Du Londres du Roi des Rats à la Nouvelle-Crobuzon de Perdido Street Station, on connaît le goût de China Miéville pour les territoires urbains étranges dont il a fait son terrain de jeu de prédilection. Il récidive avec ce nouveau roman, dans un contexte toutefois assez différent puisqu'il s'agit d'une œuvre destinée à la jeunesse.
Deux adolescentes, Zanna et Deeba, se trouvent embringuées à la suite de quelques rencontres incongrues dans une histoire qui va les conduire à Lombres, version surréaliste et farfelue de la capitale britannique, cité bâtie de bric et de broc, où les immeubles sont faits de vieux appareils électroménagers ou de 33 tours rayés, et dont quelques hauts lieux viennent à l'occasion nous rappeler leur pendant londonien.
Les habitants de cet univers foutraque, qu'un Lewis Caroll n'aurait pas renié, sont au diapason : fantômes et demi-fantômes, poubelles adeptes des arts martiaux, mots incarnés en bestioles plus ou moins fréquentables ou carton de lait vide faisant office d'animal de compagnie. Et dans le rôle du grand méchant de service : le Smog, noir nuage pensant en provenance directe de notre monde pollué.

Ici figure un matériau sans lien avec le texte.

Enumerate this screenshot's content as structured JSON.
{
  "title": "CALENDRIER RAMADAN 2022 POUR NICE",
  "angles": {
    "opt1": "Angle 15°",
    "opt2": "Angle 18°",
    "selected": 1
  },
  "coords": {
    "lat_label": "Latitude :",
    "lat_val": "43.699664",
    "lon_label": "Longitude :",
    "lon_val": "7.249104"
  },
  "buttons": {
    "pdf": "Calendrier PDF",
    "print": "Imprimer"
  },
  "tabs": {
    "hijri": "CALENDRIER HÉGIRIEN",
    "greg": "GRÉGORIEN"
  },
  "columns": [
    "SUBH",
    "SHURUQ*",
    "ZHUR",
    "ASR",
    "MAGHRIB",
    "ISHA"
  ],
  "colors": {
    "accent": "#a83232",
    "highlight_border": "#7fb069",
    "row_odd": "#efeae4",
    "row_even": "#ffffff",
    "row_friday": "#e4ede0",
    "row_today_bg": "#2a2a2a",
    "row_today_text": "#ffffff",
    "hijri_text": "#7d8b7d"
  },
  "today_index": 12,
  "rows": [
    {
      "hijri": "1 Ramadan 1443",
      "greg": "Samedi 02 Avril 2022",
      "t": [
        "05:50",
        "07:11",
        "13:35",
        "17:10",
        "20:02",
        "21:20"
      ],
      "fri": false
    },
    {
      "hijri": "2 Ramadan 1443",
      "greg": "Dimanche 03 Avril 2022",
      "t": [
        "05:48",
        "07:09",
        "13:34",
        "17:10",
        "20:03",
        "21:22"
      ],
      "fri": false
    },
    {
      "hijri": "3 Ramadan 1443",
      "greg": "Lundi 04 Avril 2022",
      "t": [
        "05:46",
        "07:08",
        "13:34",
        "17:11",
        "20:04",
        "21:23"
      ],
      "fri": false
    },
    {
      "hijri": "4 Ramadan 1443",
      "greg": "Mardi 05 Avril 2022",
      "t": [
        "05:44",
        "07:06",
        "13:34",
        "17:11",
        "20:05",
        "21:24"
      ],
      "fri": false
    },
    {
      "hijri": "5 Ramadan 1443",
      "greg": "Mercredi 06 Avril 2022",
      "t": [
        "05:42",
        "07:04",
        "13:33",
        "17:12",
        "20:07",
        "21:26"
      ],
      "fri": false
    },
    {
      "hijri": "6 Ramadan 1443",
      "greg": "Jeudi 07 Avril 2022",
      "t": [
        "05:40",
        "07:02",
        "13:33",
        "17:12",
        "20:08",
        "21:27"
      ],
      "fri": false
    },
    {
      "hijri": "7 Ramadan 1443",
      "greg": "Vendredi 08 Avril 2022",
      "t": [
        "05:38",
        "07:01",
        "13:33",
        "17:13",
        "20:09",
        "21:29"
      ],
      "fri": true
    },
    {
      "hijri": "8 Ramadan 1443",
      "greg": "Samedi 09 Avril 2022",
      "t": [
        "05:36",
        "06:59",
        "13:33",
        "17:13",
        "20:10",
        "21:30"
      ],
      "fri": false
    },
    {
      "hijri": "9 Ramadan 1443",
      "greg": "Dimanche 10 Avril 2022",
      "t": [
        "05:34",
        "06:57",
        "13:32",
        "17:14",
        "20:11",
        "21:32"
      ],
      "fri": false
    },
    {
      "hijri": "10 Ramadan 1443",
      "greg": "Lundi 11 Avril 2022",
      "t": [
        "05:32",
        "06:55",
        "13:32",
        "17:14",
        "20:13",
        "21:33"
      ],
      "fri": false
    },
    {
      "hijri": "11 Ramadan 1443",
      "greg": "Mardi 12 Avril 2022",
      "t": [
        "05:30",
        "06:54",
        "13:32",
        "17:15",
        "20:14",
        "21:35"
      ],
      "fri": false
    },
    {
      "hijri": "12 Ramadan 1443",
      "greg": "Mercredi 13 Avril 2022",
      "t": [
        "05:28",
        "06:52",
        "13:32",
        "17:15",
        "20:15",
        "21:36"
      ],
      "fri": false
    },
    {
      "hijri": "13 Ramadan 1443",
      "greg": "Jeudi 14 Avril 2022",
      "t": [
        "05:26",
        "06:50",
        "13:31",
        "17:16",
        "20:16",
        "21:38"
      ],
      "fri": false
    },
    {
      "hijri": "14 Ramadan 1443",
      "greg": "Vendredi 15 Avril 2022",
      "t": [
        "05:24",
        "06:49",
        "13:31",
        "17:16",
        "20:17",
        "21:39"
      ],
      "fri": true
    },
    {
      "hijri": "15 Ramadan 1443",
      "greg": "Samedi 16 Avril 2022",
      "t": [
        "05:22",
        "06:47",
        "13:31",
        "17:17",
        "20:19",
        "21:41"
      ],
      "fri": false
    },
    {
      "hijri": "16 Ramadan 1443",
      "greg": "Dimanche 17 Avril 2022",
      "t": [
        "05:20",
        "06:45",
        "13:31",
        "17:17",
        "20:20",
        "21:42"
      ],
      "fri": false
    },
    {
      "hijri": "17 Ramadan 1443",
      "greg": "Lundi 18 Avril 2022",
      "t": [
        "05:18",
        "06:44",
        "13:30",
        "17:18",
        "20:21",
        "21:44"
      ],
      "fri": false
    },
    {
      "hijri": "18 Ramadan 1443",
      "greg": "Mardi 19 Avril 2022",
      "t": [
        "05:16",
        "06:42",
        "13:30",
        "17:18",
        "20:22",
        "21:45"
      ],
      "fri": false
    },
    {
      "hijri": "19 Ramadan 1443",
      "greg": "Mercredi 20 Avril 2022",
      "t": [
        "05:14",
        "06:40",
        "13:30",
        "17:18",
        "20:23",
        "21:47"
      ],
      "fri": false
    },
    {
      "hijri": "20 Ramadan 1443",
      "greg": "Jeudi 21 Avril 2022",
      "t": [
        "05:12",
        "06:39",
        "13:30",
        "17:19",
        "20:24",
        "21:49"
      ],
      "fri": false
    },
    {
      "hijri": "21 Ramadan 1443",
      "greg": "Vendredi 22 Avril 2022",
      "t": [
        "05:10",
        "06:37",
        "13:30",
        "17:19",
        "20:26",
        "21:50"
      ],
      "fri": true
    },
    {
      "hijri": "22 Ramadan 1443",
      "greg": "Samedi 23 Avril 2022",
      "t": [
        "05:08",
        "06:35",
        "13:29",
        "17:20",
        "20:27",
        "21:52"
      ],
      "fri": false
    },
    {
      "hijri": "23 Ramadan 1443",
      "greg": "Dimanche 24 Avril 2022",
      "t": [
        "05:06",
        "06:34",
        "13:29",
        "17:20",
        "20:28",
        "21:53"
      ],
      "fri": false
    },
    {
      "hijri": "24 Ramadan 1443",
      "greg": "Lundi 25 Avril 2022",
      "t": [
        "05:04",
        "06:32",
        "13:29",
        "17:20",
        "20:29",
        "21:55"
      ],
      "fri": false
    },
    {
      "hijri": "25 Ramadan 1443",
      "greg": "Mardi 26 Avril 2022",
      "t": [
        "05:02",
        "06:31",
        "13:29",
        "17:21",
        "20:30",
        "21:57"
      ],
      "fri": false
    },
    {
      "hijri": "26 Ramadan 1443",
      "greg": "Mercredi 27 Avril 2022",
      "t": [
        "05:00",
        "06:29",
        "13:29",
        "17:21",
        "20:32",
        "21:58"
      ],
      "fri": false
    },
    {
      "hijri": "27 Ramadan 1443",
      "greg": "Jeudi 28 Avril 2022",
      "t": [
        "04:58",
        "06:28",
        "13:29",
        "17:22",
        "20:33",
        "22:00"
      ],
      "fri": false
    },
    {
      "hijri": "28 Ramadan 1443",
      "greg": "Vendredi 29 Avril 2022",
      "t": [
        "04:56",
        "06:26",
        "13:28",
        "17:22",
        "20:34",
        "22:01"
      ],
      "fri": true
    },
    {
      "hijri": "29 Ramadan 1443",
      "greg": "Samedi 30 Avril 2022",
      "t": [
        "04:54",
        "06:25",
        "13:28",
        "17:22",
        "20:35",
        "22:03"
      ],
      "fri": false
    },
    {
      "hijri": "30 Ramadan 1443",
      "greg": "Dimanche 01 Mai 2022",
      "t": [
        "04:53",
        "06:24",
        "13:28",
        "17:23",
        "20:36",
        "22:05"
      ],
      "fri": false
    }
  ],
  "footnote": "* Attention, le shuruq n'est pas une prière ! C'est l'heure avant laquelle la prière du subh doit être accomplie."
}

Dans un premier temps, China Miéville se focalise sur la découverte de ce monde baroque et fait montre d'une imagination débridée et réjouissante à lire. Du côté de l'intrigue, on a l'impression d'assister à un faux départ. Les enjeux sont certes exposés clairement, mais rien ne se passe comme prévu, celle que les prophéties annonçaient comme l'élue (la Shwazzy) se retrouve très vite hors-jeu, et la piste balisée qu'on pensait devoir emprunter aboutit à un cul-de-sac. Il est alors temps pour Miéville de remettre les compteurs à zéro et pour son histoire de démarrer vraiment. Jusqu'au terme de ce roman, l'auteur n'aura de cesse de mettre à mal tous les stéréotypes de ce genre de récit. Ce n'est pas la moindre de ses qualités.
Plus classique sans doute est le rôle qu'il va attribuer à son héroïne principale. Malgré l'aspect bizarroïde de ses habitants et de leurs mœurs, ces derniers apparaissent par certains côtés très conformistes, figés dans leurs convictions, voire détestables lorsqu'ils se retranchent derrière leurs préjugés, à l'exemple du racisme et des idées reçues qu'ils nourrissent à l'égard des fantômes. Il faudra toute la candeur et le bon sens d'une gamine d'une dizaine d'années pour remettre en cause leurs croyances et permettre à leur société d'évoluer enfin.
Le résultat est d'autant plus réussi que China Miéville a su trouver le ton juste qui convenait à cette histoire, un esprit bon enfant permanent qui parvient à dédramatiser les situations les plus sombres sans jamais verser dans la niaiserie. On s'amuse donc beaucoup à voir ses héros poursuivis par des menaces aussi improbables que des troupeaux de girafes carnivores et autres monstres hybrides. Et les illustrations de l'auteur qui parsèment le texte sont tout à fait au diapason.
Mené à un rythme soutenu, sans temps morts ou presque, Lombres, malgré sa taille imposante, se lit d'une traite. Et s'il s'agit d'une œuvre pour la jeunesse, on aimerait que davantage de romans destinés à un public adulte se jouent aussi bien des clichés et fassent montre d'une telle inventivité.